Friday, 4 January 2013

I'll see you in space... NOT!

If you're anything like me, at some point, would have watched a sci-fi move made in the 50's or 60's. A shiny vision of the future with man living in distant planets, wearing space suits made out of aluminium foil, fish-bowls for helmets and not a single black, Hispanic or Asian person to be seen. Yes, it was all very optimistic, if a little racist, and people were convinced that Earth was but a temporary home for mankind as we were sure to leave our ancestral birthplace behind and head for the stars.

Yeah, so what happened?
Okay, first we have the obvious technological constrains. Putting stuff in space is expensive and really, really difficult. In fact, rockets use all their fuel just escaping earth's gravity. By the time our orange juice is floating in an amusing manner across the room, we're running on fumes and there's no BP servo anywhere to be seen.

But let's say we overcame this problem? Let assume we've constructed a space lift which makes earth launches redundant. There's the distance.
Space is fucking big. Seriously, whoever built it... WHAT THE FUCK WHERE YOU THINKING! Even travelling at light speed it would take 100,000 years to cross our galaxy! To get anywhere interesting we would need stasis chambers and by the time you wake up, there may not be anyone home to tell what you've seen.

But let us assume that we overcame the faster than light travel issue. Let us assume we can go anywhere in a relatively sane amount of time. Now we have the biggest problem of all. Us.
You see, humans were developed on Earth. Designed and conceived in the very place you're standing right now. We have a very pleasant star, called the sun, which gives us the right amount of heat. We also have plenty of water, food, oxygen, a rather convenient magnetic field to protect us against cosmic radiation and the perfect amount of gravity so as to enable us to do most thing, yet not allowing our muscles to waste away.
Earth is perfect, right? Not really. It's only perfect to us because we've been tailored to live on it.
The problem is that space is not earth. That's right, you've heard me! Humans evolved here and here is the only place we can survive.
Think about it, we get ill just by eating the food when we go to another country. What chances do we have of surviving a trip to Andromeda?

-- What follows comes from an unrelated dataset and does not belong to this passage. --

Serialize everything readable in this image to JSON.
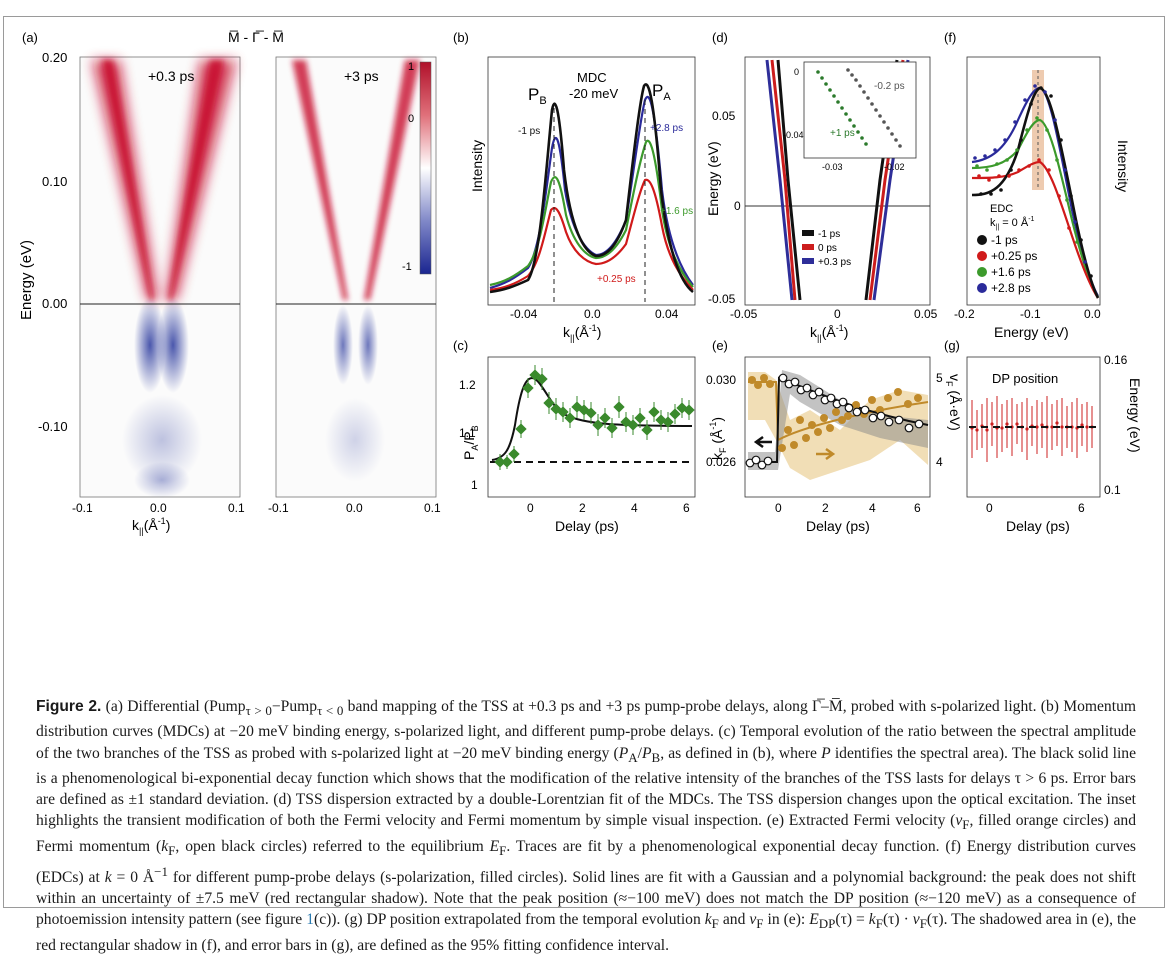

Space is not a nice place. In fact, space is out to metaphorically butt-rape you the second you get there and we're completely defenceless. Radiation would kill us at a molecular level, the vacuum would make all our bodily fluids boil away and there's no way we could survive the extremes of heat and cold. There's also the problem of food. Even if we find plants and animals in other planets we would be unable to digest them as their genetic (if they even have genes) codes would be incompatible with ours. We would starve.

There are two possible solutions to these problems.
Option one... You terraform. Find a suitable planet, roughly the size of Earth with a magnetic field and soil with similar chemical make up which also happens to reside in a habitable zone not too close or too far from a star. Then it's just a matter of getting to work reshaping it into something we can live in.

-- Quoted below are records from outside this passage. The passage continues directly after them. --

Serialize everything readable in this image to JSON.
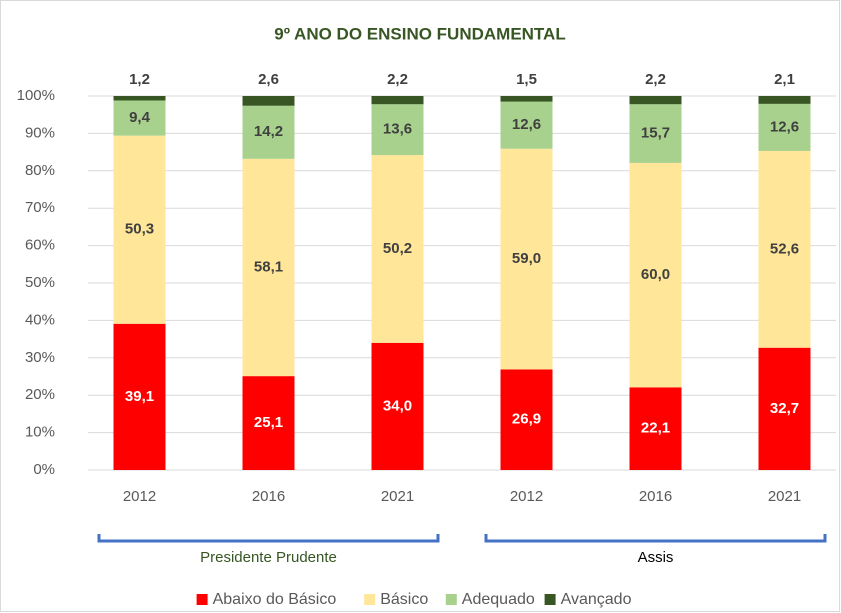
{
  "chart_data": {
    "type": "stacked_bar",
    "title": "9º ANO DO ENSINO FUNDAMENTAL",
    "categories": [
      "2012",
      "2016",
      "2021",
      "2012",
      "2016",
      "2021"
    ],
    "groups": [
      "Presidente Prudente",
      "Assis"
    ],
    "series": [
      {
        "name": "Abaixo do Básico",
        "color": "#ff0000",
        "values": [
          39.1,
          25.1,
          34.0,
          26.9,
          22.1,
          32.7
        ],
        "value_labels": [
          "39,1",
          "25,1",
          "34,0",
          "26,9",
          "22,1",
          "32,7"
        ]
      },
      {
        "name": "Básico",
        "color": "#ffe699",
        "values": [
          50.3,
          58.1,
          50.2,
          59.0,
          60.0,
          52.6
        ],
        "value_labels": [
          "50,3",
          "58,1",
          "50,2",
          "59,0",
          "60,0",
          "52,6"
        ]
      },
      {
        "name": "Adequado",
        "color": "#a9d18e",
        "values": [
          9.4,
          14.2,
          13.6,
          12.6,
          15.7,
          12.6
        ],
        "value_labels": [
          "9,4",
          "14,2",
          "13,6",
          "12,6",
          "15,7",
          "12,6"
        ]
      },
      {
        "name": "Avançado",
        "color": "#375623",
        "values": [
          1.2,
          2.6,
          2.2,
          1.5,
          2.2,
          2.1
        ],
        "value_labels": [
          "1,2",
          "2,6",
          "2,2",
          "1,5",
          "2,2",
          "2,1"
        ]
      }
    ],
    "ylim": [
      0,
      100
    ],
    "yticks": [
      {
        "value": 0,
        "label": "0%"
      },
      {
        "value": 10,
        "label": "10%"
      },
      {
        "value": 20,
        "label": "20%"
      },
      {
        "value": 30,
        "label": "30%"
      },
      {
        "value": 40,
        "label": "40%"
      },
      {
        "value": 50,
        "label": "50%"
      },
      {
        "value": 60,
        "label": "60%"
      },
      {
        "value": 70,
        "label": "70%"
      },
      {
        "value": 80,
        "label": "80%"
      },
      {
        "value": 90,
        "label": "90%"
      },
      {
        "value": 100,
        "label": "100%"
      }
    ],
    "grid": true
  }
}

Option Two... Here things get interesting. We change ourselves. We genetically engineer people to allow them to survive in the hostile space. Make them impervious to radiation, allow them to survive in zero gravity environments, modify them to extract nutrients from simple organic materials found all throughout the known universe and shield them against the heat and cold of space.
What I do wonder is, once we're finished modifying all the DNA needed to survive, what do we have then?

One day, we may reach other worlds outside our solar system but I got the feeling that by the time we get there we will no longer call ourselves humans.
I just hope it's girls with cat or bunny ears.